La città spariva dalla vista, inghiottita dai flutti, e riemergeva dopo qualche istante.
   La sovrastava il vecchio borgo, resti gialli di mura di cinta e una ragnatela di palazzi moderni, qualche palma sbattuta, un convento pieno di logge.
   L'uomo chiuso nella mantellina remava verso levante, controvento, guardando davanti a sé la cima del molo. L'appuntamento era lassù, sull'ultima panchina. Ma non si era fidato. Per questo era sul gozzo.
   Appena le onde gli rotolarono al fianco, lasciò i remi, s'abbassò il cappuccio e prese il binocolo nello zainetto.
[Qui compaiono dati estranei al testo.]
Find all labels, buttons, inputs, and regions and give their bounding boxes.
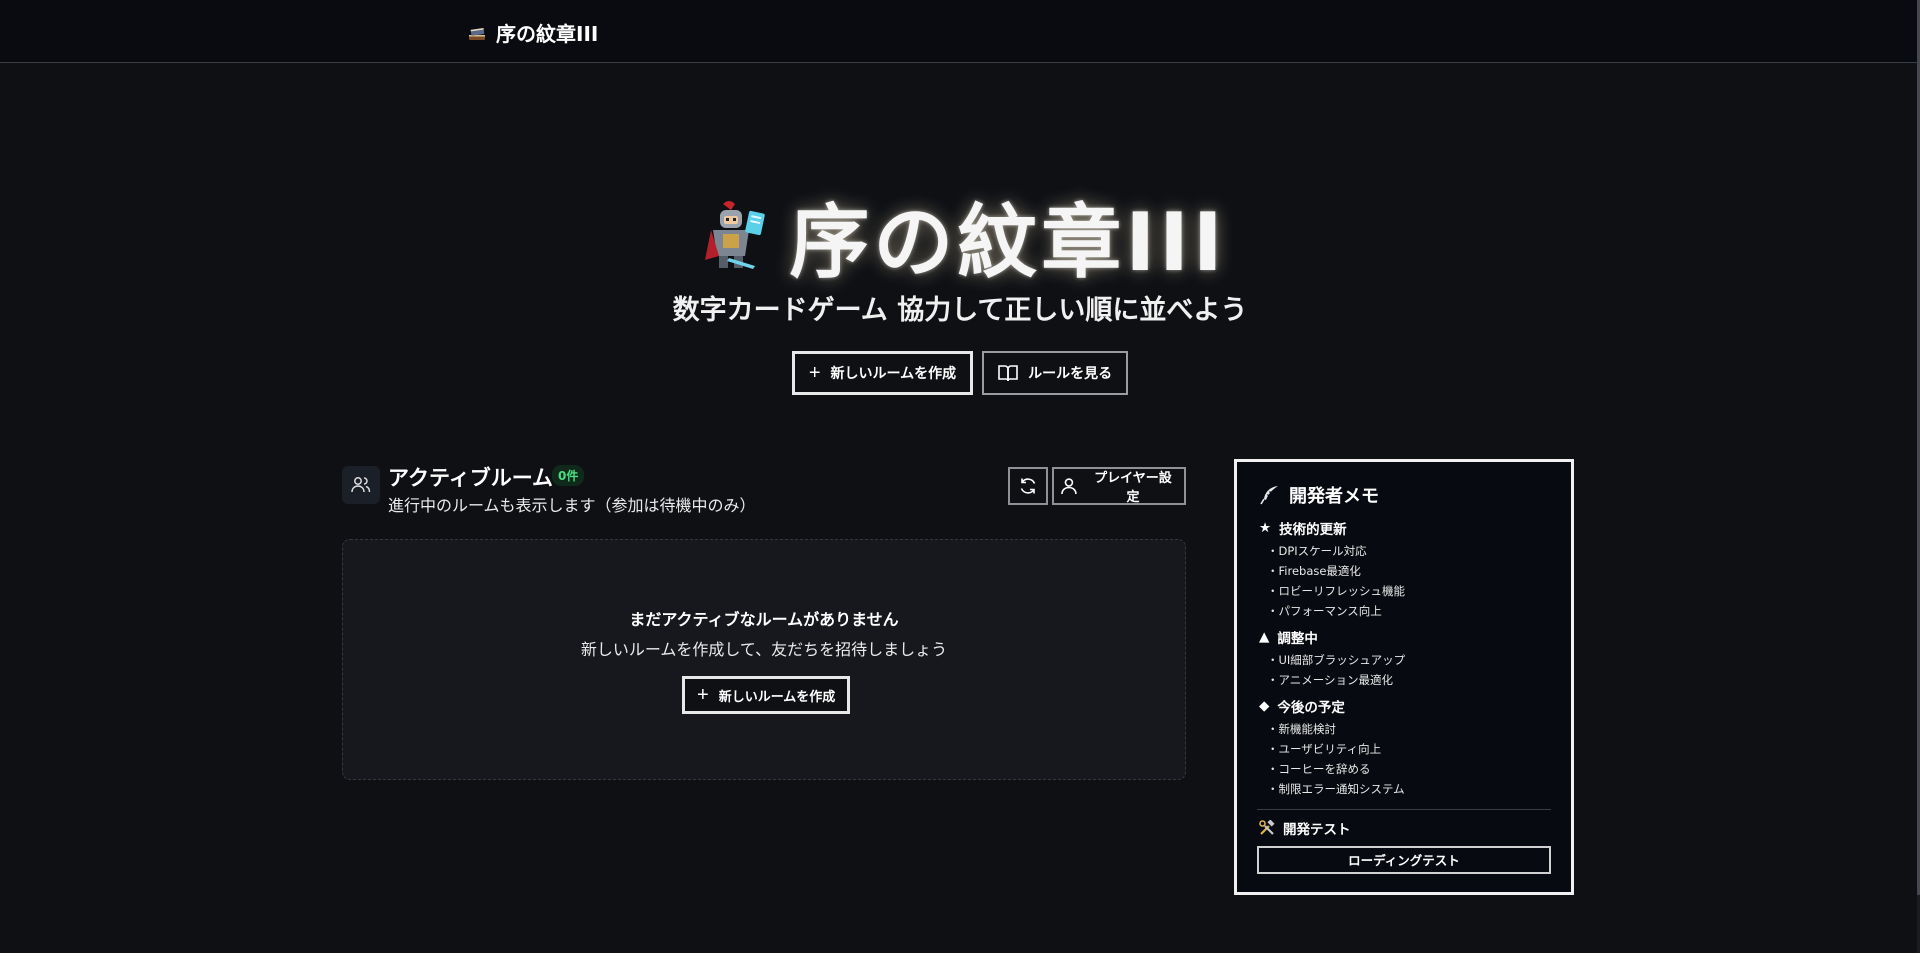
dev-test-title: 開発テスト — [1259, 818, 1549, 838]
star-icon: ★ — [1259, 520, 1272, 536]
plus-icon: + — [697, 684, 709, 706]
memo-item: コーヒーを辞める — [1259, 759, 1549, 779]
memo-item: UI細部ブラッシュアップ — [1259, 650, 1549, 670]
refresh-rooms-button[interactable] — [1008, 467, 1048, 505]
memo-item: DPIスケール対応 — [1259, 541, 1549, 561]
dev-test-label: 開発テスト — [1283, 822, 1351, 838]
create-room-label: 新しいルームを作成 — [830, 365, 957, 381]
memo-list: UI細部ブラッシュアップ アニメーション最適化 — [1259, 650, 1549, 690]
empty-state-description: 新しいルームを作成して、友だちを招待しましょう — [580, 640, 948, 659]
memo-section-title: ▲ 調整中 — [1259, 627, 1549, 647]
memo-section-label: 技術的更新 — [1279, 522, 1347, 538]
memo-item: ユーザビリティ向上 — [1259, 739, 1549, 759]
player-settings-label: プレイヤー設定 — [1094, 470, 1172, 504]
memo-section-in-progress: ▲ 調整中 UI細部ブラッシュアップ アニメーション最適化 — [1259, 627, 1549, 690]
memo-item: 制限エラー通知システム — [1259, 779, 1549, 799]
memo-section-label: 調整中 — [1277, 631, 1318, 647]
memo-section-tech-updates: ★ 技術的更新 DPIスケール対応 Firebase最適化 ロビーリフレッシュ機… — [1259, 518, 1549, 621]
active-rooms-description: 進行中のルームも表示します（参加は待機中のみ） — [388, 496, 756, 515]
hero-title: 序の紋章III — [0, 178, 1920, 294]
memo-list: 新機能検討 ユーザビリティ向上 コーヒーを辞める 制限エラー通知システム — [1259, 719, 1549, 799]
player-settings-button[interactable]: プレイヤー設定 — [1052, 467, 1186, 505]
refresh-icon — [1020, 478, 1036, 494]
rooms-empty-state: まだアクティブなルームがありません 新しいルームを作成して、友だちを招待しましょ… — [342, 539, 1186, 780]
memo-divider — [1257, 809, 1551, 810]
hero-subtitle: 数字カードゲーム 協力して正しい順に並べよう — [672, 295, 1248, 326]
diamond-icon: ◆ — [1259, 698, 1270, 714]
brand-title: 序の紋章III — [496, 22, 599, 46]
view-rules-button[interactable]: ルールを見る — [982, 351, 1129, 395]
active-rooms-header: アクティブルーム 0件 進行中のルームも表示します（参加は待機中のみ） プレイヤ… — [342, 462, 1186, 515]
brand[interactable]: 序の紋章III — [466, 18, 598, 47]
memo-item: パフォーマンス向上 — [1259, 601, 1549, 621]
knight-icon — [705, 201, 766, 269]
create-room-button[interactable]: + 新しいルームを作成 — [791, 351, 974, 395]
memo-item: Firebase最適化 — [1259, 561, 1549, 581]
top-bar: 序の紋章III — [0, 0, 1920, 63]
hero-actions: + 新しいルームを作成 ルールを見る — [0, 351, 1920, 395]
loading-test-button[interactable]: ローディングテスト — [1257, 846, 1551, 874]
empty-create-room-button[interactable]: + 新しいルームを作成 — [682, 676, 851, 714]
memo-section-title: ★ 技術的更新 — [1259, 518, 1549, 538]
active-rooms-title: アクティブルーム — [388, 466, 554, 490]
developer-memo-panel: 開発者メモ ★ 技術的更新 DPIスケール対応 Firebase最適化 ロビーリ… — [1234, 459, 1574, 895]
memo-list: DPIスケール対応 Firebase最適化 ロビーリフレッシュ機能 パフォーマン… — [1259, 541, 1549, 621]
memo-item: 新機能検討 — [1259, 719, 1549, 739]
tools-icon — [1259, 820, 1275, 835]
memo-section-title: ◆ 今後の予定 — [1259, 696, 1549, 716]
hero-title-text: 序の紋章III — [789, 196, 1227, 289]
view-rules-label: ルールを見る — [1028, 365, 1113, 381]
user-icon — [1061, 478, 1077, 495]
users-icon — [342, 466, 380, 504]
empty-create-room-label: 新しいルームを作成 — [718, 688, 836, 704]
memo-title-text: 開発者メモ — [1289, 486, 1379, 507]
book-stack-icon — [469, 27, 485, 40]
plus-icon: + — [808, 362, 821, 384]
empty-state-title: まだアクティブなルームがありません — [629, 610, 899, 629]
memo-section-future-plans: ◆ 今後の予定 新機能検討 ユーザビリティ向上 コーヒーを辞める 制限エラー通知… — [1259, 696, 1549, 799]
memo-item: アニメーション最適化 — [1259, 670, 1549, 690]
book-open-icon — [998, 365, 1018, 382]
room-count-badge: 0件 — [552, 465, 585, 486]
feather-icon — [1260, 486, 1278, 505]
memo-item: ロビーリフレッシュ機能 — [1259, 581, 1549, 601]
triangle-icon: ▲ — [1259, 629, 1270, 645]
memo-section-label: 今後の予定 — [1277, 700, 1345, 716]
memo-title: 開発者メモ — [1259, 482, 1549, 508]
Per guardare meglio si era alzato. Si asciugò la faccia e puntò l'imboccatura del molo. I soliti pensionati passeggiavano a ridosso. Oltre, il muragliene sparavento era deserto. Anche dalle parti del faro e tra gli scogli, era tutto tranquillo. Con il binocolo seguì orizzontalmente l'intera struttura fino alla panchina in cima. Là notò una figura. Era certamente lui.
   Sentì il sudore colare caldo lungo la schiena, le braccia e il volto si rilassarono, si risedette sul banco del gozzo e attese. Dopo un po' guardò l'ora, cercò il cellulare e chiamò di nuovo.
   «Sto arrivando. Scendo ora la scalinata di Santaleula... Mi bastano pochi minuti, ripeto: indosso un giubbotto nero e un cappelline rosso della Ferrari.»
   «Sono già qui», fu la risposta.
   «In cima?»
   «Vedi solo me.»
   «Bene.»
   Spense e riprese il binocolo. La figura s'era alzata dalla panchina e s'era rivolta alla costa. Dalla città si levavano rumori di traffico, sirene. Sul molo e sul mare, non giungeva quasi nulla.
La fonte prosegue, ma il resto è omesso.